TDOT has been using ITS technology since the 1990s, Freeze notes, and has been steadily expanding its use via cameras, dynamic messaging signage and weather sensors. Those elements are all going to be a part of the new ITS deployment, along with connected vehicle roadside units.
The ITS deployment in Tennessee is currently limited to the four major urban centers in the state. The new project will focus on a stretch of rural highway and help alleviate traffic accidents on the Tennessee River Bridge section of I-40, according to Freeze. Historically, it’s an area that has had a higher level of accidents due to weather conditions and nearby topology.

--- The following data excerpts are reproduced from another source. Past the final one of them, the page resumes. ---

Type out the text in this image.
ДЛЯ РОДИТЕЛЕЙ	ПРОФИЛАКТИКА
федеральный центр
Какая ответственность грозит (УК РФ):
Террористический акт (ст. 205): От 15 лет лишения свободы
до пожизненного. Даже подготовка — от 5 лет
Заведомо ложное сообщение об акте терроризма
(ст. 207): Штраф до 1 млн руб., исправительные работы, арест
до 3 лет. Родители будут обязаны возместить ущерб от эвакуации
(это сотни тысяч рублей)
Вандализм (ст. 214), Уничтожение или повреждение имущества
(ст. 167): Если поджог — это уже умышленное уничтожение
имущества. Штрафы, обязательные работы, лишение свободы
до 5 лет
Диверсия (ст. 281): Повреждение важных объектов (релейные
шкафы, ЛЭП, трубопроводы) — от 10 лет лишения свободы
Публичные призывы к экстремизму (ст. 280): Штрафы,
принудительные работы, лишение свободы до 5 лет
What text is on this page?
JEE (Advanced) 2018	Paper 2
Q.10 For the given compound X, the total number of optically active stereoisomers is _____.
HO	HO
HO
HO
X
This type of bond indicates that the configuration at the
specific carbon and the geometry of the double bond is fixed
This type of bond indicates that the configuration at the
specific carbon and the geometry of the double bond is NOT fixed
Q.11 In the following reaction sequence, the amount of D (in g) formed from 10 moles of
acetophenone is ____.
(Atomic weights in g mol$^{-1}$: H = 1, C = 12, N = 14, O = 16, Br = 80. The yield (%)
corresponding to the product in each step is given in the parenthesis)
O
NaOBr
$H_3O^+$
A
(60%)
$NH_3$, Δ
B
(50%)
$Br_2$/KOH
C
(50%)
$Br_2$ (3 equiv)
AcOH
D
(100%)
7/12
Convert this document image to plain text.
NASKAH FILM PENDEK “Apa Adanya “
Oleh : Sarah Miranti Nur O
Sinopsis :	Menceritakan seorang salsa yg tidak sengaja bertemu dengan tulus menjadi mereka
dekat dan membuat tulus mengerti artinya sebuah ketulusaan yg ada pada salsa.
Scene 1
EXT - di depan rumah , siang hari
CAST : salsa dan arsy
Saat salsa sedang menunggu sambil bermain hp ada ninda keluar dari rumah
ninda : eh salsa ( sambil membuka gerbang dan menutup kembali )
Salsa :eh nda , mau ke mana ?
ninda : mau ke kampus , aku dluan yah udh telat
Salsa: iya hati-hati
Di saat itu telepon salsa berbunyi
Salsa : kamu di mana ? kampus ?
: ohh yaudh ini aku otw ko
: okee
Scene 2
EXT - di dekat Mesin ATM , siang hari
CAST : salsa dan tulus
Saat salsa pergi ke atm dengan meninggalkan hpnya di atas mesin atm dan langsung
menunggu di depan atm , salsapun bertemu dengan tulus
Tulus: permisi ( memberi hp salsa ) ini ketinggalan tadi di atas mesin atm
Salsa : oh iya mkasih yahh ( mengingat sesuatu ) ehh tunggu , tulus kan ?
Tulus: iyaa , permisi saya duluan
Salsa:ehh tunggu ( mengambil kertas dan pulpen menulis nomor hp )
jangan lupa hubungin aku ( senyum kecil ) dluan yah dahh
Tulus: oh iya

The roadside units will be deployed to communicate with vehicles equipped with connected car technology and will run on dedicated short-range communications wireless technology on the 5.9 gigahertz wireless spectrum.
The combination of IT technologies will help TDOT identify when incidents have occurred, Freeze says, and the deployment of connected roadside units and connected vehicle technology will help make that information more available in real time. The technologies also provide TDOT’s traffic management centers with greater situational awareness, and personnel at the centers can then relay information to first responders, as well as to the public via its website and a 511 system.
Additionally, Freeze says, the project will link the states’ traffic management centers in Memphis and Nashville together. “This will help us have better center-to-center connectivity,” he says.